- Born: September 25, 1972 Tel Aviv, Israel
- Citizenship: Israel
- Occupation: Cinematographer

= Avner Shahaf =

Israeli cinematographer (born 1987)

Avner Shahaf (אבנר שחף; born September 25, 1972) is an Israeli cinematographer and a member of the Academy of Motion Picture Arts and Sciences (AMPAS).

== Biography ==
Shahaf was born in Tel Aviv and grew up in Ramat Hasharon, the middle child among three siblings. He studied at the Maine Media Art School in the United States.

In 2011, he filmed the video art "Hilarious" for the artist Roee Rosen and the short film "Out," which won at the Venice Film Festival, also directed by Roee Rosen.

In 2012, he filmed the movie The Gatekeepers directed by Dror Moreh. The film won numerous awards and was nominated for an American Academy Award in the documentary category.

In 2015, he filmed the movie Censored Voices directed by Mor Loushy. The film won the Israeli Academy Award and was later nominated for the Jury Prize at the Sundance Festival.

In 2016, he filmed the movie Zero Days directed by Alex Gibney, the short documentary "Don’t Call Me Cute" directed by Julie Shles, and the movie "Sacred," which was selected for screening at "Doc NYC" and "IDFA 2016".

In 2017, he filmed the movie Muhi: Generally Temporary and the movie "Salah: This is the Land of Israel" (סאלח, פה זה ישראל) which won the directing and research award at the Docaviv Festival.

In 2018, he filmed the movie "The Oslo Diaries," which was nominated for an Emmy Award, the movie "Avenging Evil," the movie "Army of Lovers in the Holy Land," and the movie "Personal Questions."

In 2019, he filmed the short series "Transkids," the movie "To Catch Joshua," and the series "The Devil Next Door" directed by Yossi Bloch and Daniel Sivan, which was broadcast on Netflix.

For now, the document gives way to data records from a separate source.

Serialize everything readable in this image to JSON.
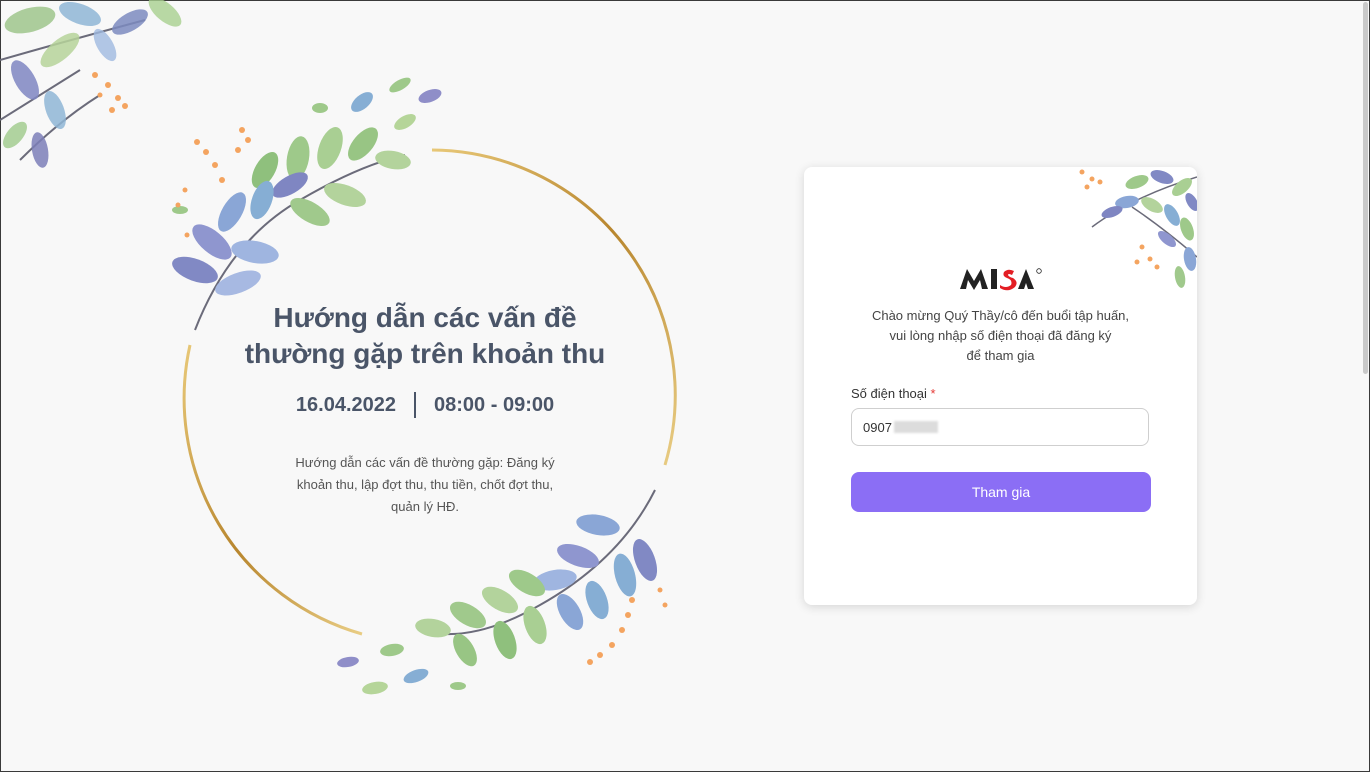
{
  "event": {
    "title_line1": "Hướng dẫn các vấn đề",
    "title_line2": "thường gặp trên khoản thu",
    "date": "16.04.2022",
    "time": "08:00 - 09:00",
    "description": "Hướng dẫn các vấn đề thường gặp: Đăng ký khoản thu, lập đợt thu, thu tiền, chốt đợt thu, quản lý HĐ."
  },
  "login": {
    "logo_text": "MISA",
    "welcome_line1": "Chào mừng Quý Thầy/cô đến buổi tập huấn,",
    "welcome_line2": "vui lòng nhập số điện thoại đã đăng ký",
    "welcome_line3": "để tham gia",
    "phone_label": "Số điện thoại",
    "required_mark": "*",
    "phone_value_visible": "0907",
    "join_button": "Tham gia"
  },
  "colors": {
    "background": "#f8f8f8",
    "title_text": "#4a5568",
    "accent_button": "#8b6ef5",
    "ring_gold": "#c8953a",
    "required_red": "#e53935",
    "logo_red": "#e31e24"
  },
  "icons": [
    "floral-corner-icon",
    "floral-branch-icon",
    "gold-ring-icon",
    "misa-logo-icon"
  ]
}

In 2020, he filmed the movie "Olmert: The Man Who Wanted Too Much," the movie "Kings of Capitol Hill," and the movie "Murder in the North Cinema."

In 2021, he filmed the short series "Enemies" (אויבים), and the movies: "Blue Box" "Dirty Tricks," "Nelson’s Last War," "The Reason Why," "The Last Chapter of A.B. Yehoshua," and "Schoolyard#" which received an honorable mention at the Jerusalem Film Festival.

In 2023, he participated in the documentary project "Without a State, There Are Citizens" broadcast on Kan 11, and filmed three short films for it: "End of the Party," "Naama’s Command Center," and "Open Spaces".

In 2024, he filmed the movie “The Bibi Files”. The filmed gained significant attention due to Prime minister Benjamin Netanyahu’s attempts to stop its release.
The film was included in the Academy Awards shortlist in 2025.